The death of a spouse can bring about great confusion surrounding financial responsibilities. The living husband may wonder who will pays the outstanding bills of his deceased wife and whether he could inherit debt. The laws regarding the passing of debt vary based on who incurred the debt, who agreed to pay the debt and whether the deceased's assets cover the bills. If your deceased wife incurred a debt alone, the debt can die with her so long as she has no assets that go through probate to be seized by creditors.
Where There Is a Will
When you die, your estate is responsible for paying off your outstanding debts. If you are the administrator of your deceased wife's estate, you are required by law to examine your wife's remaining assets that are her's alone and determine in what order her bills should be paid. The remaining assets go to her heirs, as specified by her will if she had one. If there isn't any money left over to pay all the bills, you must notify the debtors that the estate is insolvent and the creditors must write off the debt. In most cases, creditors cannot require a family member to pay the bills. That doesn't mean they won't try to get you to pay, however. Also, certain assets, such as 401(k)s and life insurance don't go through probate and are not required to be used to pay off a deceased spouse's debts.
Debt Collection After Death
In cases where there is enough money left over to pay debts after your spouse's estate goes through probate, the Credit CARD Act of 2009 requires creditors to inform you of the amount owed quickly, and immediately stop assessing fees and late penalties while the estate is being settled. This law went into effect in 2010.
Joint Accounts and Authorized Users
If you are named as a joint account holder on any of the bills that are outstanding when your loved one dies, you are liable to pay the debt. This also applies to business partners who may be on joint business credit accounts. Those who are merely authorized users are not required to pay the debt.
Be Proactive
When a spouse passes away, experts at Bankrate.com suggest that you gather the bills that were solely hers and notify her creditors right away. Many will ask for copies of her death certificate and advise you to send them via certified mail.
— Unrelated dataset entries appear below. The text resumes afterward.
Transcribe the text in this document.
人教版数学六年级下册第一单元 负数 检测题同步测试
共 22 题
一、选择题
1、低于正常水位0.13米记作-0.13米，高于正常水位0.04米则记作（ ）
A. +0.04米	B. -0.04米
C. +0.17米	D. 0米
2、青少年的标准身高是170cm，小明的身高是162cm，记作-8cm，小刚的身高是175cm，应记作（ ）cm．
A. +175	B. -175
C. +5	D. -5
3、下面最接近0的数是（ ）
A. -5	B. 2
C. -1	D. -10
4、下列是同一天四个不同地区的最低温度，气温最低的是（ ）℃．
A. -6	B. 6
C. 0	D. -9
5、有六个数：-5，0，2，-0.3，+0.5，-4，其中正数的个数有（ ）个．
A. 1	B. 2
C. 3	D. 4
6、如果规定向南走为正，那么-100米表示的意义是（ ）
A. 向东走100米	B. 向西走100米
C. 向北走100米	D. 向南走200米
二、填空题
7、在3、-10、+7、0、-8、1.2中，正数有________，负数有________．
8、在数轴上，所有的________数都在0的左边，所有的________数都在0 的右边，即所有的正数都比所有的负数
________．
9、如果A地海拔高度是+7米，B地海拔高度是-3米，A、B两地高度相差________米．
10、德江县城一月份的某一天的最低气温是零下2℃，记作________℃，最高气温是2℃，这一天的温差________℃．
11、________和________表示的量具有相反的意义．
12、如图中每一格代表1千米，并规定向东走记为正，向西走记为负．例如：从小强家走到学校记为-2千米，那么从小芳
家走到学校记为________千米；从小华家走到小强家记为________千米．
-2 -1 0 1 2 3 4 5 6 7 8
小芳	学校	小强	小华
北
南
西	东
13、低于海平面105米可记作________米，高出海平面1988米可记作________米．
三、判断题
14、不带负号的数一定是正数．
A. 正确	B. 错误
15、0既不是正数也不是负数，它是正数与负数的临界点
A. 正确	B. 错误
Experts also recommend keeping any notices or obituaries that are published in your local newspaper.
When working with your wife's creditors, it may be a benefit to you to take over the account if allowed. For example, if your credit is not as good as your wife's, you would have the luxury of an account in good standing provided you can keep up with the debt. If you can handle the payments or the creditor wants to give you different terms, experts recommend that you close the account.
What to do When Collectors Call
The experts at AARP and Bankrate.com say that you should investigate all debts carefully when bill collectors start calling. You should find out the following: is the debt valid, is it still collectible based on the statute of limitations, and are you liable for the debt? AARP warns that you should not make a promises to pay any debt when speaking to a collector, and if you have any connection to the debt, demand proof the debt is valid. Debt collectors often use specially trained collectors to who use sympathy to manipulate relatives into paying bills owed by the dearly departed but for which you have no responsibility. You also do not have to speak to any collector; you can always refer them to the executor of her estate if there is one. You can report any problems, such as harassment by a collector, to your state attorney general and the Federal Trade Commission.